Synthesis and Growth Mechanism of Stable Prenucleated (≈0.8 nm Diameter) PbS Quantum Dots by Medium Energy Ion Scattering Spectroscopy

• Published in: Materials Vol. 12; no. 7; p. 1109
• Main Authors: Park, Young Ho, Park, Seung Min, Jung, Kang-Won, Hwang, Yunju, Sorcar, Saurav, Moon, Dae Woon, In, Su-Il
• Format: Journal Article
• Language: English
• Published: Switzerland MDPI AG 03.04.2019; MDPI
• Subjects: Communication; Crystallization; Energy; Glass substrates; Ion scattering; Ion scattering spectroscopy; Morphology; Nanoparticles; Nucleation; Photoelectrons; Quantum dots; Spectrum analysis; Stability analysis; Thermal energy; X ray photoelectron spectroscopy; United States > US; Japan; medium energy ion scattering (MEIS); PbS quantum dots; sub-nanometer; non-classical nucleation theory; nucleation and growth
• ISSN: 1996-1944; 1996-1944
• DOI: 10.3390/ma12071109

In the current work, stable prenucleated PbS quantum dots (QDs) with a sub-nanometer (0.8 nm) size have been successfully synthesized via a systematically designed experiment.

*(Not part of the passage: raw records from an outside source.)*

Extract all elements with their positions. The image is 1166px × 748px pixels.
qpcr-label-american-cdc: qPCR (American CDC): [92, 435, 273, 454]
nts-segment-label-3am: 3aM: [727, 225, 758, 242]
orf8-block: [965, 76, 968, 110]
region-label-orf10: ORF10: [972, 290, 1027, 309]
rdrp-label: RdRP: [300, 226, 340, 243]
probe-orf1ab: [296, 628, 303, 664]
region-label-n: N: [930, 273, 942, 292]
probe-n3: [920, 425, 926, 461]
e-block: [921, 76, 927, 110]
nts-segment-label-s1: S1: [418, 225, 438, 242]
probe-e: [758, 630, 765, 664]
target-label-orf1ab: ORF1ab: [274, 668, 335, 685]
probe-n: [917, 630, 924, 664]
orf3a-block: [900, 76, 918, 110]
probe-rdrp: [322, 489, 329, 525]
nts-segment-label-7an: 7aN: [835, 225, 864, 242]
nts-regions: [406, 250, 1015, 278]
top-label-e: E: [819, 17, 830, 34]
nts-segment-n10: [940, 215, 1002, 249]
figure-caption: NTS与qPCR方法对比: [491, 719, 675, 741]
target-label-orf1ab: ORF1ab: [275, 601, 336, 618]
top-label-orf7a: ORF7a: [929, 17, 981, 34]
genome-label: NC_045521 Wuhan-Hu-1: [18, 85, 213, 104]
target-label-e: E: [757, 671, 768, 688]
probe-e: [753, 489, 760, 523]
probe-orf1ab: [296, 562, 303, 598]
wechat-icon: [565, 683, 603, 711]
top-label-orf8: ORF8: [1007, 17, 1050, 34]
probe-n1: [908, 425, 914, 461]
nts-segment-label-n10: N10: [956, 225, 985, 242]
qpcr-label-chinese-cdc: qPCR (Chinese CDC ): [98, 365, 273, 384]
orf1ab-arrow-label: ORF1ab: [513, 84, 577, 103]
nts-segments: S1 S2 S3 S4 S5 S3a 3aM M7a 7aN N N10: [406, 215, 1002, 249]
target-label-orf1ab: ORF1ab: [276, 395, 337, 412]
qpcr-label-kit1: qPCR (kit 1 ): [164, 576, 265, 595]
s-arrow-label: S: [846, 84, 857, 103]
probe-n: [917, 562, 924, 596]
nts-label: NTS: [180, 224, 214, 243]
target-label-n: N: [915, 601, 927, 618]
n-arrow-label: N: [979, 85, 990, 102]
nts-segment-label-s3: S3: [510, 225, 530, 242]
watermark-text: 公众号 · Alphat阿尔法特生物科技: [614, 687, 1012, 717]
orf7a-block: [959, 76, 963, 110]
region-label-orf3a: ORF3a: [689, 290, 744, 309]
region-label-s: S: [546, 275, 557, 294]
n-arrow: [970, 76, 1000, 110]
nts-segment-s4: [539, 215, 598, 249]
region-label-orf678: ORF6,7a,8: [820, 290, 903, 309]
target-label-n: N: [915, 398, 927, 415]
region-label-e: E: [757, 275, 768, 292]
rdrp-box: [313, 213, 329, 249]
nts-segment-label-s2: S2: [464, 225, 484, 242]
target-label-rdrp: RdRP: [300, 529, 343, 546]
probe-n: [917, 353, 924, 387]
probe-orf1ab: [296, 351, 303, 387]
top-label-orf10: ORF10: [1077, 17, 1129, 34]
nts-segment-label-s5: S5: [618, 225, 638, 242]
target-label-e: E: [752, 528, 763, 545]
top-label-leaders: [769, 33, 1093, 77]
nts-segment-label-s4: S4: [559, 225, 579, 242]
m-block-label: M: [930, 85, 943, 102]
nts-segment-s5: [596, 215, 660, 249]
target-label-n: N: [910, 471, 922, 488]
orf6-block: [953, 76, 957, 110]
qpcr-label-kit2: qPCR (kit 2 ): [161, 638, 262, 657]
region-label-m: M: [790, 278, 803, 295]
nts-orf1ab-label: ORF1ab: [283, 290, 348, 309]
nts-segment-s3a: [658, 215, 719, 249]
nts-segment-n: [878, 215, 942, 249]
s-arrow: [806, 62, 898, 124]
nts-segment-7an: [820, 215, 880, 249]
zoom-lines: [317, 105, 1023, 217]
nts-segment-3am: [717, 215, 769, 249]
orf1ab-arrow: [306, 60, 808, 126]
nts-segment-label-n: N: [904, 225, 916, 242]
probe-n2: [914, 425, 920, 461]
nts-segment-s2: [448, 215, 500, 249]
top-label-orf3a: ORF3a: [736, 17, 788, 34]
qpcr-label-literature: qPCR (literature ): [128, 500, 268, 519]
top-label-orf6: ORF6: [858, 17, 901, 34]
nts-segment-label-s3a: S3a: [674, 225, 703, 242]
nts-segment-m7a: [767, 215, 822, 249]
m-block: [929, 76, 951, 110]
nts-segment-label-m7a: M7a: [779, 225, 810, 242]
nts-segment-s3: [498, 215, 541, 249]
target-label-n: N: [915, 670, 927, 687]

A detailed analysis of critical nucleation, growth, and stability for such ultrasmall prenucleated clusters is done. The experimental strategy is based on controlled concentration, temperature and injection of respective precursors, thus enabling us to control nucleation rate and separation of stable sub-nanometer PbS QDs with size 0.8 nm. Significantly, by providing additional thermal energy to sub-nanometer PbS QDs, we achieved the fully nucleated cubic crystalline structure of PbS with size of around 1.5 nm. The size and composition of the prenucleated QDs are investigated by sophisticated tools like X-ray photoelectron spectroscopy (XPS) and medium energy ion scattering (MEIS) spectroscopy which confirms the synthesis of PbS with Pb2+ rich surface while the UV-Vis spectroscopy and X-ray diffraction (XRD) data suggests an alternative crystallization path. Non-classical nucleation theory is employed to substantiate the growth mechanism of prenucleated PbS QDs.